SAN FRANCISCO — Fifteen Black former or current employees at Tesla Inc. filed a lawsuit against the electric vehicle maker on Thursday, alleging they were subjected to racial abuse and harassment at its factories.
The workers said they were subjected to offensive racist comments and behavior by colleagues, managers and human resources employees on a regular basis, according to the lawsuit filed in a California state court.
The harassment, which occurred mostly at Tesla’s Fremont, Calif., factory, included using the n-word and such terms as “slavery” or “plantation” or making sexual comments such as “likes booty,” the lawsuit said, adding that the automaker’s “standard operating procedures include blatant, open and unmitigated race discrimination.”
The filing described one plaintiff, Teri Mitchell, as being regularly harassed by co-workers and managers who used racial slurs and made statements including, “It is rare for Blacks to work here. I don’t know how long you will be able to stay here.”
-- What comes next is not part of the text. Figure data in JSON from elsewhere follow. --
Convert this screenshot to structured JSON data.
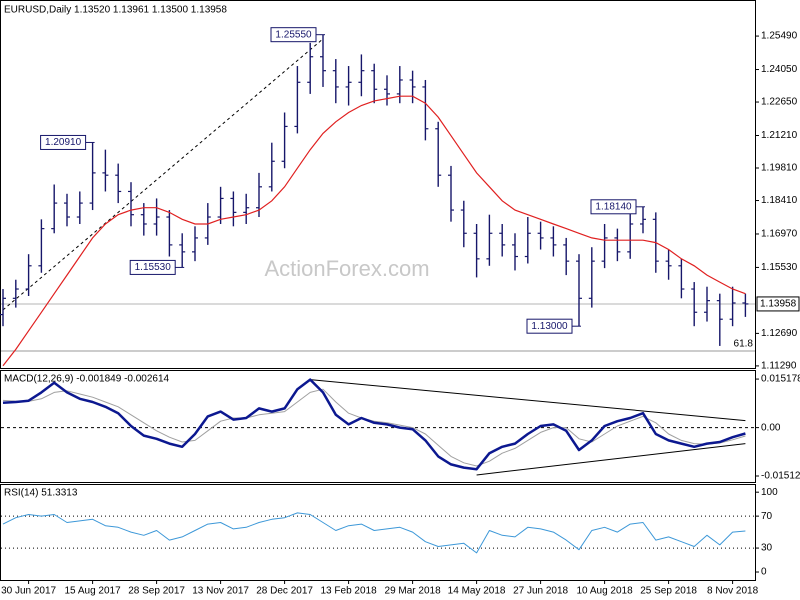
{
  "chart_data": [
    {
      "type": "ohlc",
      "title": "EURUSD,Daily  1.13520 1.13961 1.13500 1.13958",
      "watermark": "ActionForex.com",
      "categories": [
        null,
        null,
        "30 Jun 2017",
        null,
        null,
        null,
        null,
        "15 Aug 2017",
        null,
        null,
        null,
        null,
        "28 Sep 2017",
        null,
        null,
        null,
        null,
        "13 Nov 2017",
        null,
        null,
        null,
        null,
        "28 Dec 2017",
        null,
        null,
        null,
        null,
        "13 Feb 2018",
        null,
        null,
        null,
        null,
        "29 Mar 2018",
        null,
        null,
        null,
        null,
        "14 May 2018",
        null,
        null,
        null,
        null,
        "27 Jun 2018",
        null,
        null,
        null,
        null,
        "10 Aug 2018",
        null,
        null,
        null,
        null,
        "25 Sep 2018",
        null,
        null,
        null,
        null,
        "8 Nov 2018",
        null
      ],
      "open": [
        1.135,
        1.142,
        1.146,
        1.156,
        1.172,
        1.183,
        1.177,
        1.183,
        1.196,
        1.195,
        1.188,
        1.178,
        1.174,
        1.177,
        1.165,
        1.162,
        1.168,
        1.177,
        1.185,
        1.179,
        1.181,
        1.19,
        1.201,
        1.216,
        1.235,
        1.246,
        1.24,
        1.233,
        1.235,
        1.24,
        1.232,
        1.23,
        1.236,
        1.233,
        1.215,
        1.195,
        1.18,
        1.17,
        1.159,
        1.17,
        1.165,
        1.16,
        1.17,
        1.168,
        1.165,
        1.158,
        1.142,
        1.158,
        1.168,
        1.162,
        1.174,
        1.176,
        1.158,
        1.156,
        1.146,
        1.136,
        1.141,
        1.133,
        1.14
      ],
      "high": [
        1.146,
        1.15,
        1.161,
        1.176,
        1.191,
        1.187,
        1.188,
        1.2091,
        1.206,
        1.2,
        1.192,
        1.183,
        1.185,
        1.18,
        1.17,
        1.173,
        1.183,
        1.19,
        1.188,
        1.187,
        1.196,
        1.209,
        1.222,
        1.242,
        1.252,
        1.2555,
        1.245,
        1.242,
        1.247,
        1.243,
        1.238,
        1.242,
        1.24,
        1.236,
        1.218,
        1.199,
        1.184,
        1.174,
        1.178,
        1.174,
        1.17,
        1.177,
        1.175,
        1.173,
        1.168,
        1.161,
        1.164,
        1.174,
        1.172,
        1.179,
        1.1814,
        1.179,
        1.163,
        1.159,
        1.149,
        1.147,
        1.144,
        1.147,
        1.144
      ],
      "low": [
        1.13,
        1.138,
        1.143,
        1.153,
        1.17,
        1.173,
        1.174,
        1.18,
        1.188,
        1.183,
        1.173,
        1.169,
        1.169,
        1.16,
        1.1553,
        1.158,
        1.165,
        1.174,
        1.173,
        1.174,
        1.177,
        1.188,
        1.198,
        1.213,
        1.23,
        1.233,
        1.226,
        1.225,
        1.229,
        1.226,
        1.225,
        1.226,
        1.226,
        1.21,
        1.19,
        1.175,
        1.164,
        1.151,
        1.156,
        1.16,
        1.154,
        1.157,
        1.163,
        1.16,
        1.152,
        1.13,
        1.138,
        1.155,
        1.158,
        1.159,
        1.17,
        1.153,
        1.15,
        1.142,
        1.13,
        1.132,
        1.1215,
        1.13,
        1.134
      ],
      "close": [
        1.142,
        1.146,
        1.156,
        1.172,
        1.183,
        1.177,
        1.183,
        1.196,
        1.195,
        1.188,
        1.178,
        1.174,
        1.177,
        1.165,
        1.162,
        1.168,
        1.177,
        1.185,
        1.179,
        1.181,
        1.19,
        1.201,
        1.216,
        1.235,
        1.246,
        1.24,
        1.233,
        1.235,
        1.24,
        1.232,
        1.23,
        1.236,
        1.233,
        1.215,
        1.195,
        1.18,
        1.17,
        1.159,
        1.17,
        1.165,
        1.16,
        1.17,
        1.168,
        1.165,
        1.158,
        1.142,
        1.158,
        1.168,
        1.162,
        1.174,
        1.176,
        1.158,
        1.156,
        1.146,
        1.136,
        1.141,
        1.133,
        1.14,
        1.13958
      ],
      "color": "#16166a",
      "overlays": [
        {
          "color": "#e02020",
          "values": [
            1.113,
            1.12,
            1.128,
            1.136,
            1.144,
            1.152,
            1.16,
            1.168,
            1.174,
            1.178,
            1.18,
            1.181,
            1.181,
            1.179,
            1.176,
            1.174,
            1.174,
            1.176,
            1.177,
            1.178,
            1.18,
            1.184,
            1.19,
            1.198,
            1.206,
            1.213,
            1.218,
            1.222,
            1.225,
            1.227,
            1.228,
            1.229,
            1.229,
            1.226,
            1.22,
            1.212,
            1.204,
            1.196,
            1.19,
            1.184,
            1.18,
            1.178,
            1.176,
            1.174,
            1.172,
            1.17,
            1.168,
            1.167,
            1.167,
            1.167,
            1.167,
            1.166,
            1.163,
            1.159,
            1.156,
            1.152,
            1.149,
            1.146,
            1.144
          ]
        }
      ],
      "annotations": [
        {
          "label": "1.20910",
          "index": 7,
          "value": 1.2091
        },
        {
          "label": "1.15530",
          "index": 14,
          "value": 1.1553
        },
        {
          "label": "1.25550",
          "index": 25,
          "value": 1.2555
        },
        {
          "label": "1.13000",
          "index": 45,
          "value": 1.13
        },
        {
          "label": "1.18140",
          "index": 50,
          "value": 1.1814
        }
      ],
      "trend_lines": [
        {
          "x": [
            0,
            25
          ],
          "y": [
            1.137,
            1.2537
          ]
        }
      ],
      "fib_line": 1.1193,
      "fib_text": "61.8",
      "last_price": 1.13958,
      "ylim": [
        1.112,
        1.27
      ],
      "yticks": [
        {
          "value": 1.2549,
          "label": "1.25490"
        },
        {
          "value": 1.2405,
          "label": "1.24050"
        },
        {
          "value": 1.2265,
          "label": "1.22650"
        },
        {
          "value": 1.2121,
          "label": "1.21210"
        },
        {
          "value": 1.1981,
          "label": "1.19810"
        },
        {
          "value": 1.1841,
          "label": "1.18410"
        },
        {
          "value": 1.1697,
          "label": "1.16970"
        },
        {
          "value": 1.1553,
          "label": "1.15530"
        },
        {
          "value": 1.1269,
          "label": "1.12690"
        },
        {
          "value": 1.1129,
          "label": "1.11290"
        }
      ]
    },
    {
      "type": "line",
      "title": "MACD(12,26,9) -0.001849 -0.002614",
      "series": [
        {
          "color": "#0c1890",
          "width": 2.5,
          "values": [
            0.0078,
            0.008,
            0.0084,
            0.011,
            0.014,
            0.011,
            0.009,
            0.008,
            0.0065,
            0.0045,
            0.0005,
            -0.0025,
            -0.0035,
            -0.005,
            -0.006,
            -0.002,
            0.0035,
            0.005,
            0.0025,
            0.003,
            0.006,
            0.005,
            0.006,
            0.012,
            0.015,
            0.011,
            0.004,
            0.001,
            0.003,
            0.0015,
            0.001,
            0.0,
            -0.0005,
            -0.004,
            -0.009,
            -0.0115,
            -0.0125,
            -0.013,
            -0.008,
            -0.006,
            -0.005,
            -0.002,
            0.0005,
            0.001,
            -0.001,
            -0.007,
            -0.004,
            0.0005,
            0.002,
            0.003,
            0.0045,
            -0.002,
            -0.004,
            -0.005,
            -0.006,
            -0.005,
            -0.0045,
            -0.003,
            -0.001849
          ]
        },
        {
          "color": "#a0a0a0",
          "width": 1,
          "values": [
            0.0085,
            0.0083,
            0.0082,
            0.009,
            0.011,
            0.0115,
            0.0105,
            0.0095,
            0.008,
            0.0065,
            0.004,
            0.0015,
            -0.001,
            -0.003,
            -0.0045,
            -0.004,
            -0.001,
            0.002,
            0.003,
            0.003,
            0.004,
            0.0045,
            0.005,
            0.008,
            0.011,
            0.012,
            0.008,
            0.0045,
            0.003,
            0.002,
            0.0015,
            0.0008,
            0.0,
            -0.002,
            -0.0055,
            -0.009,
            -0.011,
            -0.012,
            -0.0105,
            -0.008,
            -0.0065,
            -0.004,
            -0.0015,
            0.0,
            0.0,
            -0.0035,
            -0.0045,
            -0.002,
            0.0005,
            0.002,
            0.0035,
            0.0015,
            -0.002,
            -0.004,
            -0.005,
            -0.0052,
            -0.0048,
            -0.0038,
            -0.002614
          ]
        }
      ],
      "trend_lines": [
        {
          "x": [
            24,
            58
          ],
          "y": [
            0.015,
            0.0022
          ]
        },
        {
          "x": [
            37,
            58
          ],
          "y": [
            -0.0148,
            -0.005
          ]
        }
      ],
      "levels": [
        0
      ],
      "ylim": [
        -0.017,
        0.0177
      ],
      "yticks": [
        0.015178,
        {
          "value": 0,
          "label": "0.00"
        },
        -0.015126
      ]
    },
    {
      "type": "line",
      "title": "RSI(14) 51.3313",
      "series": [
        {
          "color": "#3d98d8",
          "width": 1,
          "values": [
            60,
            68,
            72,
            70,
            72,
            62,
            64,
            66,
            58,
            56,
            50,
            46,
            52,
            40,
            44,
            52,
            60,
            62,
            54,
            56,
            62,
            66,
            68,
            74,
            72,
            62,
            52,
            58,
            60,
            52,
            54,
            56,
            50,
            38,
            32,
            34,
            36,
            24,
            52,
            46,
            44,
            56,
            54,
            50,
            40,
            28,
            52,
            56,
            50,
            60,
            62,
            40,
            44,
            38,
            32,
            46,
            34,
            50,
            51.3313
          ]
        }
      ],
      "levels": [
        30,
        70
      ],
      "ylim": [
        -10,
        109
      ],
      "yticks": [
        0,
        30,
        70,
        100
      ]
    }
  ]
}
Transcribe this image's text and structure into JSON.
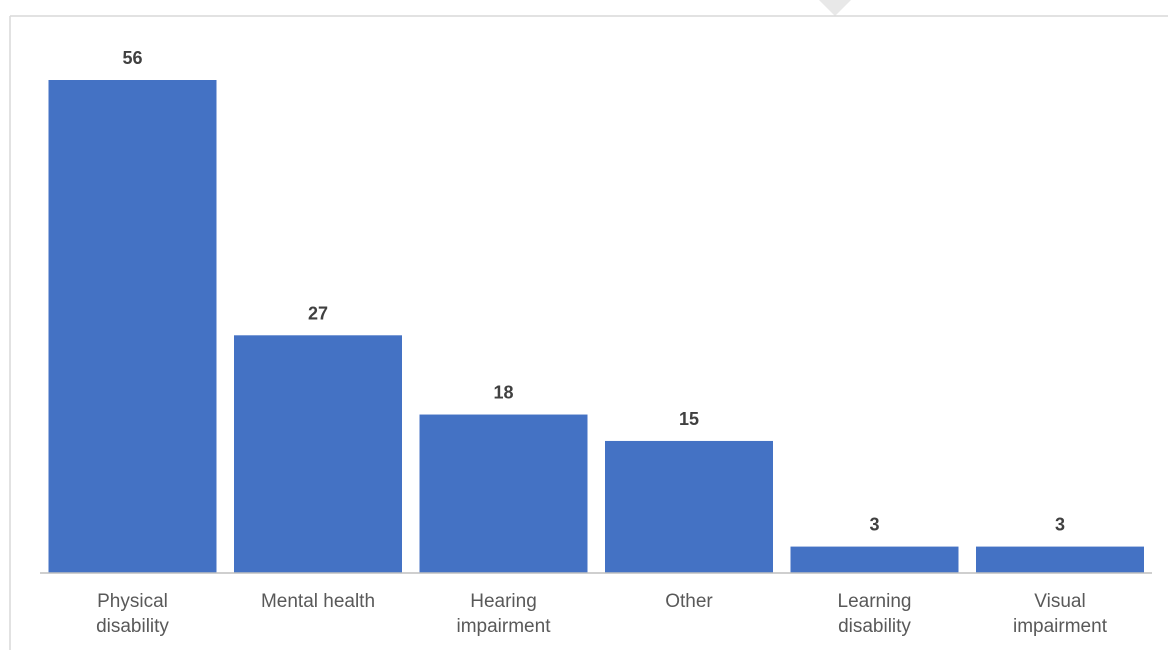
{
  "chart_data": {
    "type": "bar",
    "categories": [
      [
        "Physical",
        "disability"
      ],
      [
        "Mental health"
      ],
      [
        "Hearing",
        "impairment"
      ],
      [
        "Other"
      ],
      [
        "Learning",
        "disability"
      ],
      [
        "Visual",
        "impairment"
      ]
    ],
    "values": [
      56,
      27,
      18,
      15,
      3,
      3
    ],
    "title": "",
    "xlabel": "",
    "ylabel": "",
    "ylim": [
      0,
      56
    ],
    "grid": false,
    "legend": "none",
    "colors": {
      "bar": "#4472C4",
      "axis": "#BFBFBF",
      "frame": "#D9D9D9",
      "data_label": "#404040",
      "category_label": "#595959",
      "background": "#FFFFFF"
    }
  }
}
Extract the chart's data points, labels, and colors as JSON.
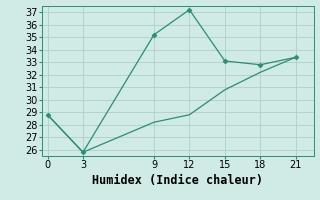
{
  "xlabel": "Humidex (Indice chaleur)",
  "x_ticks": [
    0,
    3,
    9,
    12,
    15,
    18,
    21
  ],
  "ylim": [
    25.5,
    37.5
  ],
  "yticks": [
    26,
    27,
    28,
    29,
    30,
    31,
    32,
    33,
    34,
    35,
    36,
    37
  ],
  "xlim": [
    -0.5,
    22.5
  ],
  "line1_x": [
    0,
    3,
    9,
    12,
    15,
    18,
    21
  ],
  "line1_y": [
    28.8,
    25.8,
    35.2,
    37.2,
    33.1,
    32.8,
    33.4
  ],
  "line2_x": [
    0,
    3,
    9,
    12,
    15,
    18,
    21
  ],
  "line2_y": [
    28.8,
    25.8,
    28.2,
    28.8,
    30.8,
    32.2,
    33.4
  ],
  "line_color": "#2e8b76",
  "bg_color": "#d0eae6",
  "grid_color": "#b0ceca",
  "tick_label_fontsize": 7,
  "xlabel_fontsize": 8.5
}
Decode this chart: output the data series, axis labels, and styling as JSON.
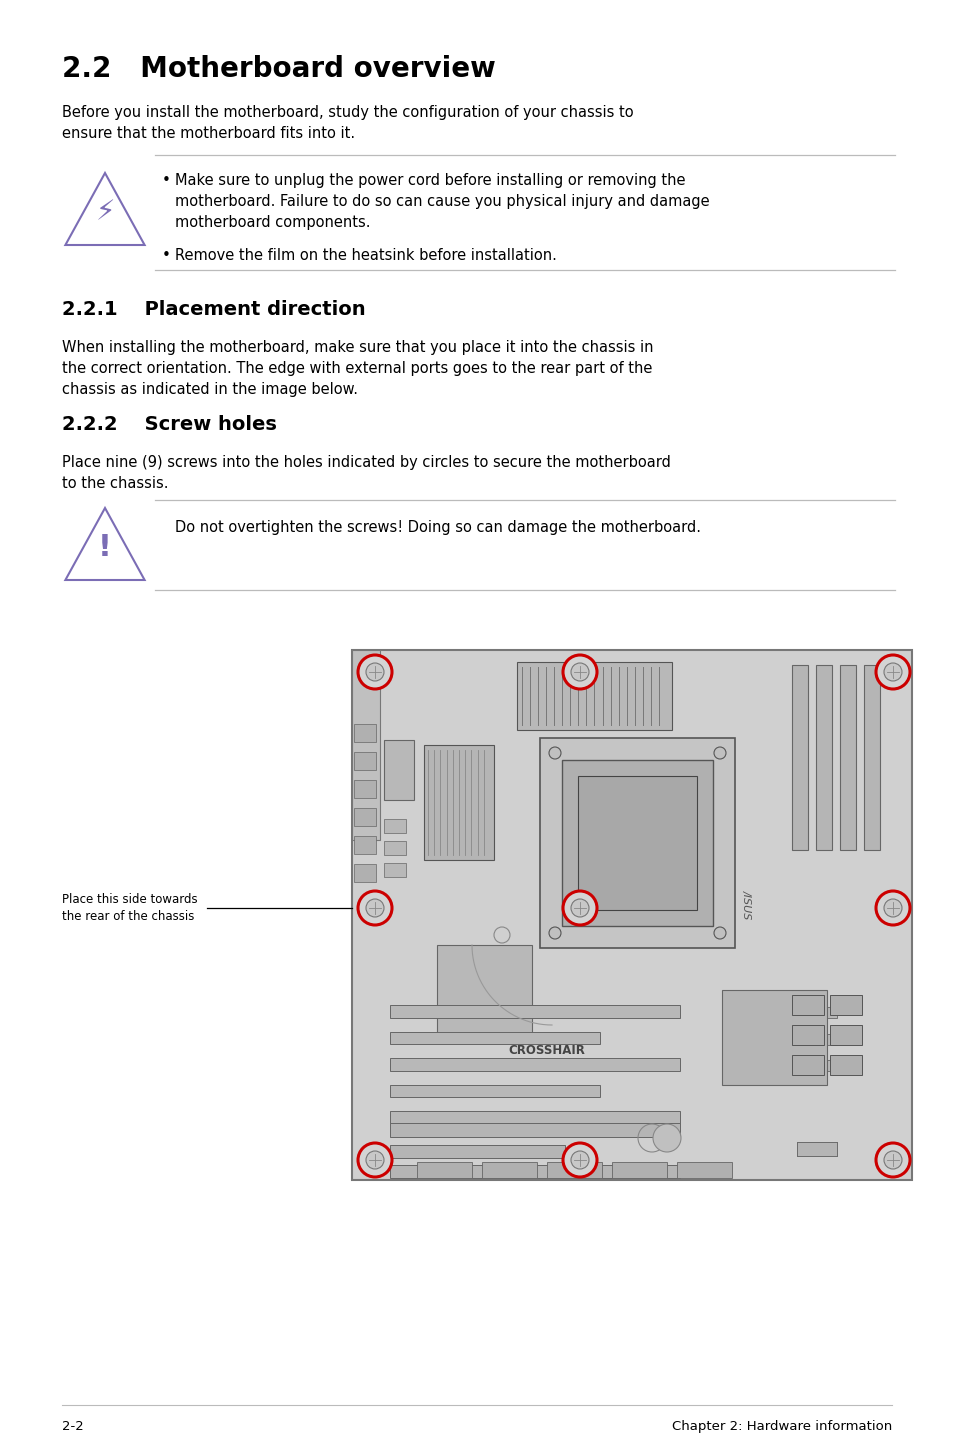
{
  "title": "2.2   Motherboard overview",
  "title_fontsize": 20,
  "body_fontsize": 10.5,
  "section_221": "2.2.1    Placement direction",
  "section_222": "2.2.2    Screw holes",
  "section_fontsize": 14,
  "intro_text": "Before you install the motherboard, study the configuration of your chassis to\nensure that the motherboard fits into it.",
  "warning_text1": "Make sure to unplug the power cord before installing or removing the\nmotherboard. Failure to do so can cause you physical injury and damage\nmotherboard components.",
  "warning_text2": "Remove the film on the heatsink before installation.",
  "placement_text": "When installing the motherboard, make sure that you place it into the chassis in\nthe correct orientation. The edge with external ports goes to the rear part of the\nchassis as indicated in the image below.",
  "screw_text": "Place nine (9) screws into the holes indicated by circles to secure the motherboard\nto the chassis.",
  "caution_text": "Do not overtighten the screws! Doing so can damage the motherboard.",
  "side_label": "Place this side towards\nthe rear of the chassis",
  "footer_left": "2-2",
  "footer_right": "Chapter 2: Hardware information",
  "bg_color": "#ffffff",
  "text_color": "#000000",
  "icon_color": "#7b6db5",
  "screw_color": "#cc0000",
  "line_color": "#bbbbbb",
  "board_color": "#d0d0d0",
  "board_dark": "#b8b8b8",
  "board_border": "#777777"
}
Another plaintiff, Nathaniel Aziel Gonsalves, described harassment by a supervisor. The complaint described the supervisor as saying that “Gonsalves ‘wasn’t like most black people,’ that he ‘didn’t act ghetto,’ and further called him a ‘zebra’ because he was ‘neither black nor white.'”
Some of the plaintiffs were assigned to the most physically demanding posts in Tesla or passed over for promotion, according to the lawsuit.